И по усадьбам они разгуливают не иначе, как вдвоем, втроем, а то и целой оравой. Почти у каждого есть своя милашка или «невеста», у которой он пропадает дни и ночи. Вечерами на окраинах, по закоулкам можно застать обнявшиеся парочки. Далеко за полночь виднеется свет в домах. Всюду слышны громкий говор, шутки и смех, как в праздник.
От безделья и сытых крестьянских харчей солдаты ищут каких-нибудь необычных увеселений. С разрешения начальства в имении устраивают бал. Начальство и само не прочь погулять. Из Риги ждут приезда некоторых членов семьи барона фон Зигварта-Кобылинского — тогда-то и устроят вечеринку.

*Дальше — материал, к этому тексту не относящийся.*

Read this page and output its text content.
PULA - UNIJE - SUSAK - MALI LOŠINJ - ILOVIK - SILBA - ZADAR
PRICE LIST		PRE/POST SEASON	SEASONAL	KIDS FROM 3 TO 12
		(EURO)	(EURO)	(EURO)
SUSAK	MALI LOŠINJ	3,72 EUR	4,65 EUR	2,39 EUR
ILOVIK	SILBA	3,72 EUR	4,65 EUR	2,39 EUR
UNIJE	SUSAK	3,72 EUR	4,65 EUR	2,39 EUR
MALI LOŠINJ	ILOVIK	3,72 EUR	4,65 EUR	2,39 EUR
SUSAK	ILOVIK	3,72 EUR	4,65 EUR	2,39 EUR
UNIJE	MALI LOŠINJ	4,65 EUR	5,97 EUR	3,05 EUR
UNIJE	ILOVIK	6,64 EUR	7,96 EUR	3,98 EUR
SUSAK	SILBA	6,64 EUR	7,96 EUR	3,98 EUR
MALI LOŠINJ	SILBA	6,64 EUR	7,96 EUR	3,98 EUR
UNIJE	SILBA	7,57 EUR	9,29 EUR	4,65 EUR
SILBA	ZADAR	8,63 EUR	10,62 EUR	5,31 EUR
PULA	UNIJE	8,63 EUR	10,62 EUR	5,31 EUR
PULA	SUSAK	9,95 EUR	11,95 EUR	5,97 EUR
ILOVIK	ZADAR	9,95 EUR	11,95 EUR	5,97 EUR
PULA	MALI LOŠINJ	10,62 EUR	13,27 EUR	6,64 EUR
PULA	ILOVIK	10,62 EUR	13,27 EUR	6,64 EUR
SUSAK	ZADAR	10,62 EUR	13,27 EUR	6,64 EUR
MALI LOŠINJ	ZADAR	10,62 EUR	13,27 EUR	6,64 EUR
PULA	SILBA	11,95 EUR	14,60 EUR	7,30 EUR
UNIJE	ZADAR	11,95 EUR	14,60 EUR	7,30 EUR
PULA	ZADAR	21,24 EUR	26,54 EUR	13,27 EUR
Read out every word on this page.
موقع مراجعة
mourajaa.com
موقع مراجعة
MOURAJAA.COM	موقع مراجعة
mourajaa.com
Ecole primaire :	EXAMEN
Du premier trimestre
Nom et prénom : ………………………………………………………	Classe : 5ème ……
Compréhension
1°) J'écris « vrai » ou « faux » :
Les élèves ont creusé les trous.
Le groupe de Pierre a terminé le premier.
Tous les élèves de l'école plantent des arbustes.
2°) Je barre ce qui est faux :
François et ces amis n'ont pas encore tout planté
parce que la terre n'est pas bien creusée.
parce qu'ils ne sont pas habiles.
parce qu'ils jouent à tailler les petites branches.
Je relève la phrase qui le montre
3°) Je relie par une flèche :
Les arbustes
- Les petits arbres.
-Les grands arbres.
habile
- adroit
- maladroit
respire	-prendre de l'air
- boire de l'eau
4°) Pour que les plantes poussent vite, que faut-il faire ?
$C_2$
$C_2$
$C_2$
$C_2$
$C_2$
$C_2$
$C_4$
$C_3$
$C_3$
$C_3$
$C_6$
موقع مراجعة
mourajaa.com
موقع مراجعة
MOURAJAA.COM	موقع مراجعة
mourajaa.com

Всю неделю драгуны бегают по усадьбам. Приглашают знакомых девиц и женщин. Мужчин не нужно. Пусть себе дрыхнут дома, а к утру подойдут к воротам парка и встретят своих жен и дочерей. Только музыкантов придется приглашать здешних.
Возами везут елочки и еловые ветки. Большой зал во втором этаже замка не очень пострадал. По крайней мере танцевать можно. Вдоль стен расставляют елочки, лестницу украшают душистой хвоей. Даже у крыльца дома управляющего имением в снег воткнуты две елки. На обгоревшей башне замка уже с самого утра развевается государственный флаг.

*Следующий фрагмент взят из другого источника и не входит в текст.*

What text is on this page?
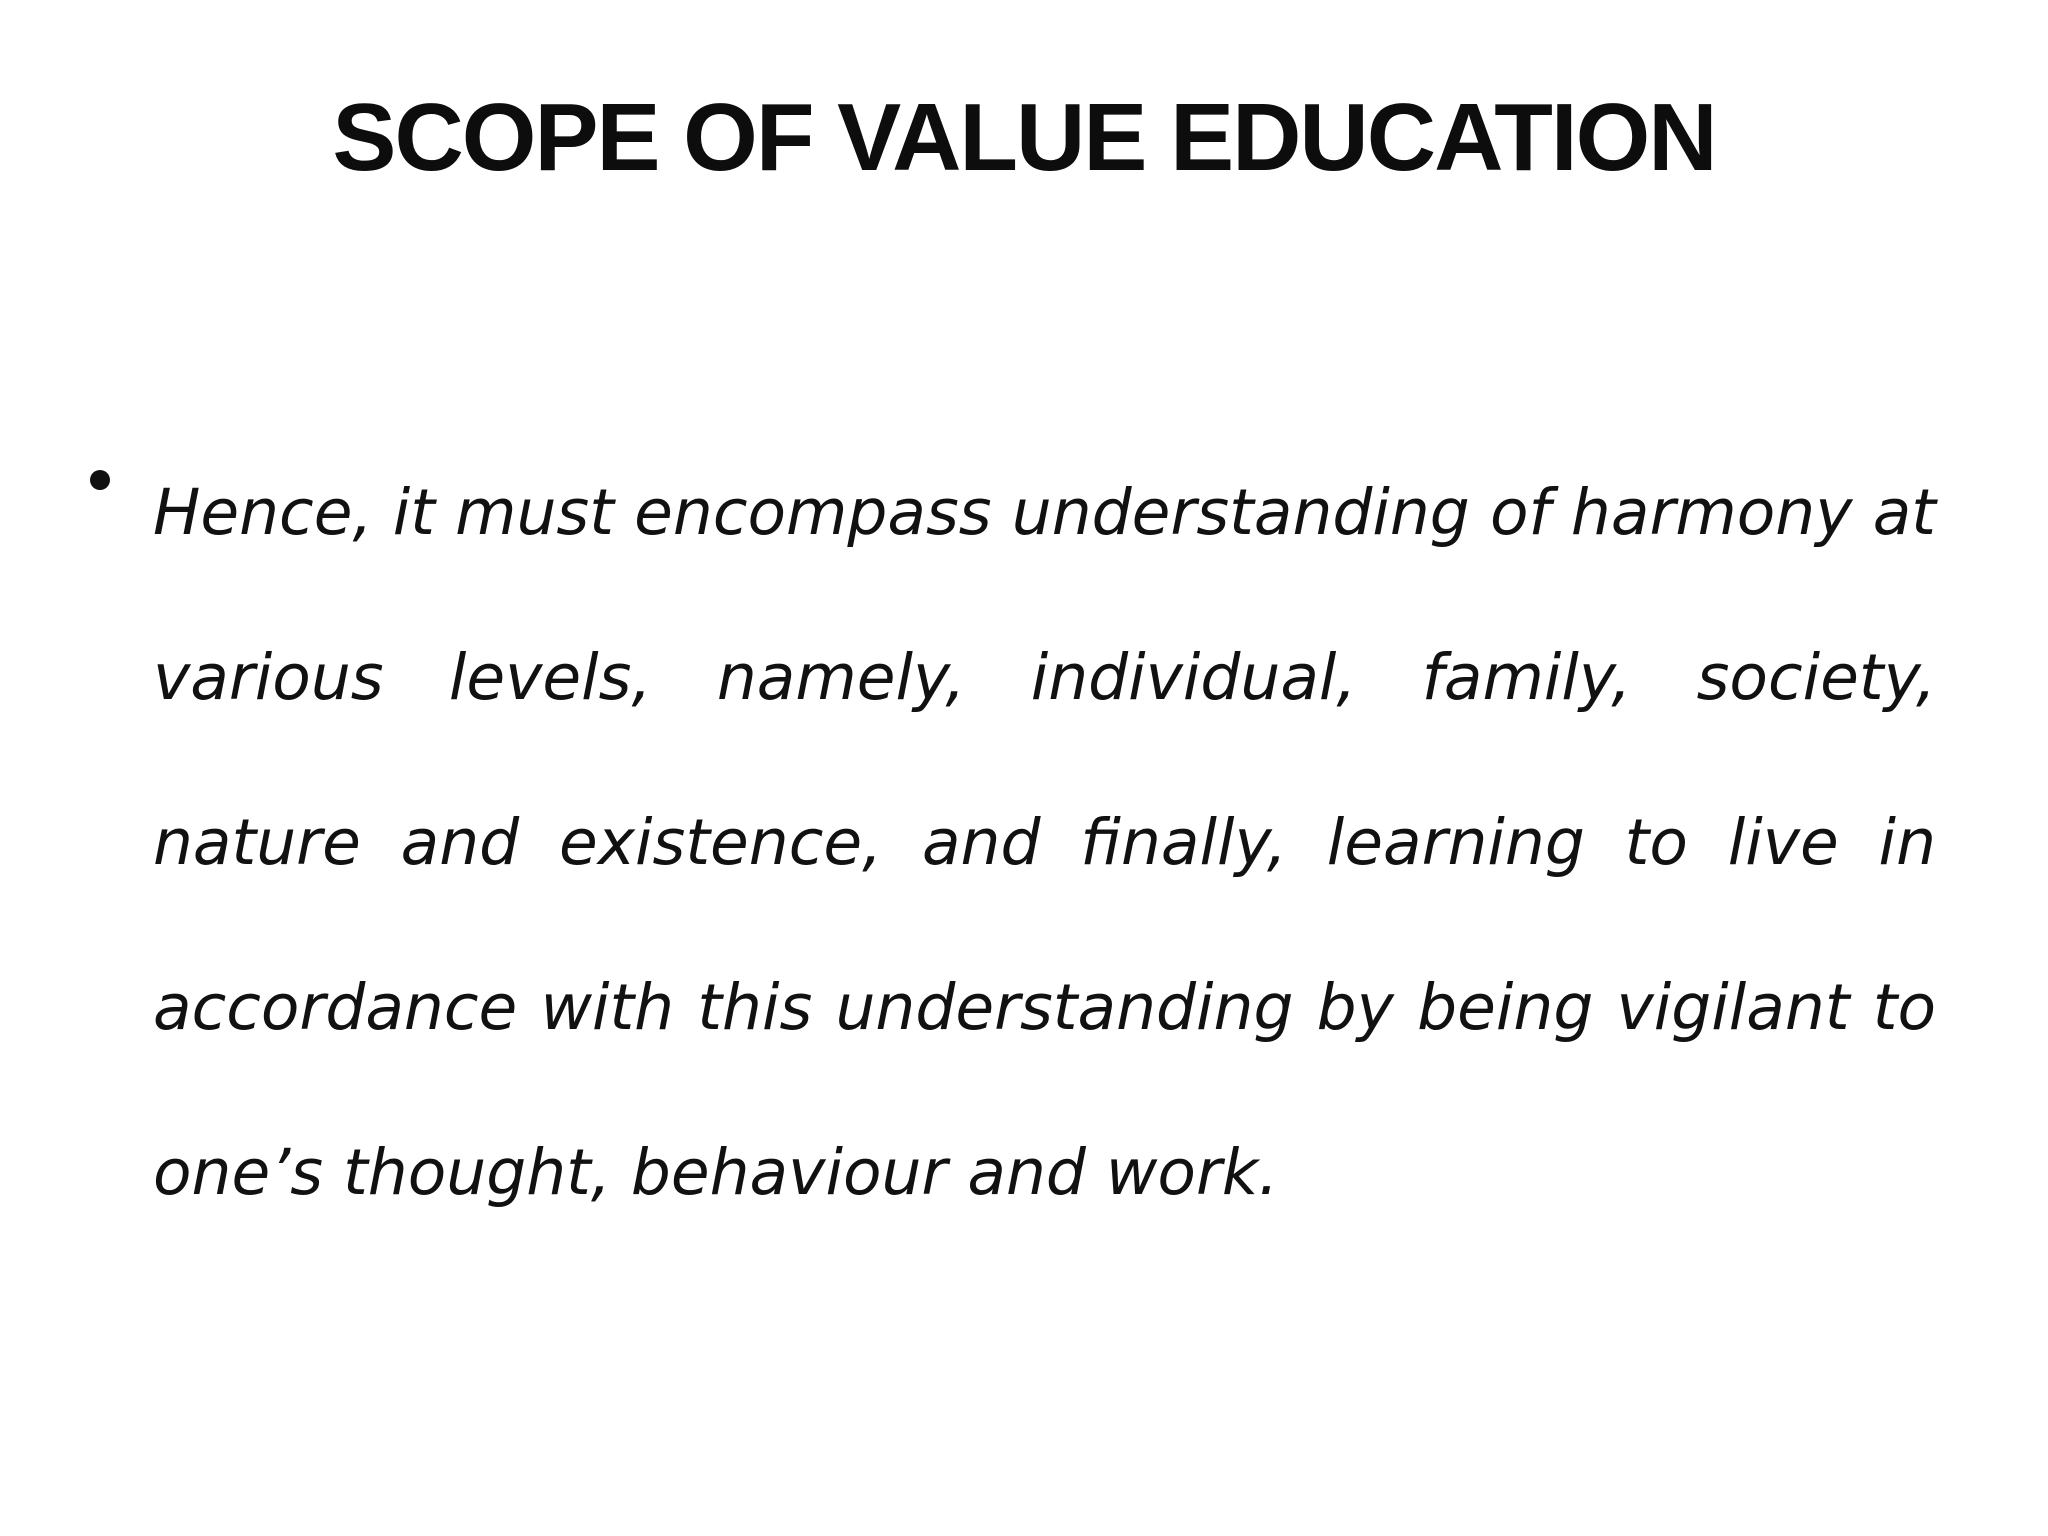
SCOPE OF VALUE EDUCATION

Hence, it must encompass understanding of harmony at various levels, namely, individual, family, society, nature and existence, and finally, learning to live in accordance with this understanding by being vigilant to one’s thought, behaviour and work.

Однако торжество не обходится без помех. Еще днем в имении стало известно, что на дверях волостного правления и на столбе возле дзильнской корчмы минувшей ночью кто-то расклеил листовки: комитет лесных братьев угрожает расправой всем, кто примет участие в кровавом пиршестве. Волостного посыльного секут за это нагайками. Неподалеку от корчмы хватают какого-то крестьянина средних лет. И так как он не может сказать, кто расклеивал листовки, его гонят в имение. Сегодня драгуны особенно воинственны. Из Риги пожаловали две дамы, родственницы Зигварта-Кобылинского, и какой-то пожилой господин. Они привезли с собой несколько ящиков и корзин. В одну из них драгуны успели уже заглянуть, и настроение у них сразу поднялось. Схваченного крестьянина пришлось окатить водой и растереть снегом, прежде чем офицер мог снять допрос, а затем, обругав, прогнать прочь.

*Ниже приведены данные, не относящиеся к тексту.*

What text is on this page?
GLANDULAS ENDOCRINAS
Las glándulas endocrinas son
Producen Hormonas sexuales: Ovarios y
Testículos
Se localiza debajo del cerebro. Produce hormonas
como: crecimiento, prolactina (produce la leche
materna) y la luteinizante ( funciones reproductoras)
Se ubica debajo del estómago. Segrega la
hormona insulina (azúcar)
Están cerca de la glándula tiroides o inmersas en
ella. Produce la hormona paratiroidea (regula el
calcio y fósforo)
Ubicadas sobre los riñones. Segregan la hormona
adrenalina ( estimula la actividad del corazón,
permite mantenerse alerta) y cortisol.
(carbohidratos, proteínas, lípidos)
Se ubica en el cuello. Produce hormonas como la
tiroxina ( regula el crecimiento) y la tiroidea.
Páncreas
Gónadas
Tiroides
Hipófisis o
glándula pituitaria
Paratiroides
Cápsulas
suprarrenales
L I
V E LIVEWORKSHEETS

Домой крестьянин еле тащится, будто вместо тела у него мешок костей. Проковыляв шагов пятьдесят, несчастный садится на снег у обочины канавы. По лицу не скажешь, что он плачет. Просто оно какое-то расслабленное, безжизненное, без всякого выражения. Даже боль на нем незаметна. А все-таки плачет. Крупные слезы быстро, одна за другой катятся по щекам. Лет тридцать не доводилось плакать. Оттого и накопилось так много слез.
Прошел еще шагов пятьдесят и опять уселся на снег. Заслышав за спиной шаги, даже не обратил внимания. Без испуга и удивления глядит на старого Зарена — оборванного, грязного, точно вылезшего из кротовой норы.